Organizations may shudder at the costs of updating all that software, Debrosse says, but consider the costs of the risk being taken by not updating it.
6. Hackers will turn to professional social networks
LinkedIn and other professional networks may become popular to use by hackers who create fake accounts with the intent of getting closer to corporate executives, Websense says. It’s a piece of cake to create a profile and fill it out with keyword-laden, fake information and start connecting with other users.
“It’s interesting to see how successful those efforts are because people can be very quickly and easily manipulated,” Debrosse says. Some successful methods seen in the field involve posing as a recruiter that is offering high compensation jobs.
It’s a good reason that companies should start monitoring social feeds for discussions about their company, Galletto says. It could reveal that employees are giving up too much information, or communicating with sketchy accounts.
“Social engineering will probably continue to be one of the more aggressively pursued attacks,” he says.
7. You are the weakest link? You’re hacked.
If hackers can’t penetrate the security defenses of a well-prepared company, it will look at who that company does business with and try to break into the network chain there. Outside consultants, contractors, vendors, and anyone who shares information with large corporations or government may be a potential pathway into a secured network.

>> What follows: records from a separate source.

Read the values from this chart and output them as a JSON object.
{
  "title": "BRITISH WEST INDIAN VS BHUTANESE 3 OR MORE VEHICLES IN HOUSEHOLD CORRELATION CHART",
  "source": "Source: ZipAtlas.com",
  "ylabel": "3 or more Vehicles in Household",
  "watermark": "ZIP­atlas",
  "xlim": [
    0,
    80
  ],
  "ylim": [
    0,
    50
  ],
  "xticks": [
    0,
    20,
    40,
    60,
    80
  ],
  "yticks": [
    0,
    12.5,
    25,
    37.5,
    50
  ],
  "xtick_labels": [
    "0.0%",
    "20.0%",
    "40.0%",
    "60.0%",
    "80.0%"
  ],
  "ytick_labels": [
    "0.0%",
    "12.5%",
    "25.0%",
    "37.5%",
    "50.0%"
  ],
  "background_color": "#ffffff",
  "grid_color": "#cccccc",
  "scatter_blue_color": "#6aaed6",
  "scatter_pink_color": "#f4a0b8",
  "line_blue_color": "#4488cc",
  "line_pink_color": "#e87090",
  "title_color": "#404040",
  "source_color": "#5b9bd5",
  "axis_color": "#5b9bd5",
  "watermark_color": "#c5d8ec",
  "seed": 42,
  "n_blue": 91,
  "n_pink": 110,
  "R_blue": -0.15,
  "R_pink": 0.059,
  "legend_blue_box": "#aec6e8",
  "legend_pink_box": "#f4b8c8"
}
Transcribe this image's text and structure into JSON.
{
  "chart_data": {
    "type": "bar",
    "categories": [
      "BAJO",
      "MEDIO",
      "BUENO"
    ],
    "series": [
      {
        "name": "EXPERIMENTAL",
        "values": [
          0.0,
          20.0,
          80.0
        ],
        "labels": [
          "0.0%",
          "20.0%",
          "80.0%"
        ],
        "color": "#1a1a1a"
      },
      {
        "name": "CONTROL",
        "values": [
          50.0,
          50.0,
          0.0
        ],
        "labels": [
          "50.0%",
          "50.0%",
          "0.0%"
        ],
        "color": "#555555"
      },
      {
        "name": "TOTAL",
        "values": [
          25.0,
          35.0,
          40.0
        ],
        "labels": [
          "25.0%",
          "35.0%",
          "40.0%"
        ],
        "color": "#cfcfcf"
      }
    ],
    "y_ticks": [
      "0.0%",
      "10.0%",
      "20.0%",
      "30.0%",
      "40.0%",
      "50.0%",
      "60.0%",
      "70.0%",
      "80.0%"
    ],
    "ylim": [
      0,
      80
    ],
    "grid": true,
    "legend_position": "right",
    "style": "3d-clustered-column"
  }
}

“Some small contracters could be a one person team,” Debrosse says. “Infiltrating that network gives you a stepping stone into a larger one.”
To guard against attacks coming through a third-party, Galetto says a company must monitor who it is communicating with and whether those sources are legitimate. This is a practice that should be embedded in ongoing risk assessments.
8. Mistakes made in ‘offensive security’
Perhaps not many have actively tried this yet, but more companies are considering a model of offensive security, Websense says. If an attack source is identified, then efforts are made to attack that source and bring it down to cease the attack. Governments in particular have threatened retaliatory strikes against anyone targeting them.
The risk lies in a case of mistaken identity. Often hackers are clever about covering their tracks and routing attacks through other points on the grid. If a company were to take down a router that another firm relies upon, it could be breaking the law.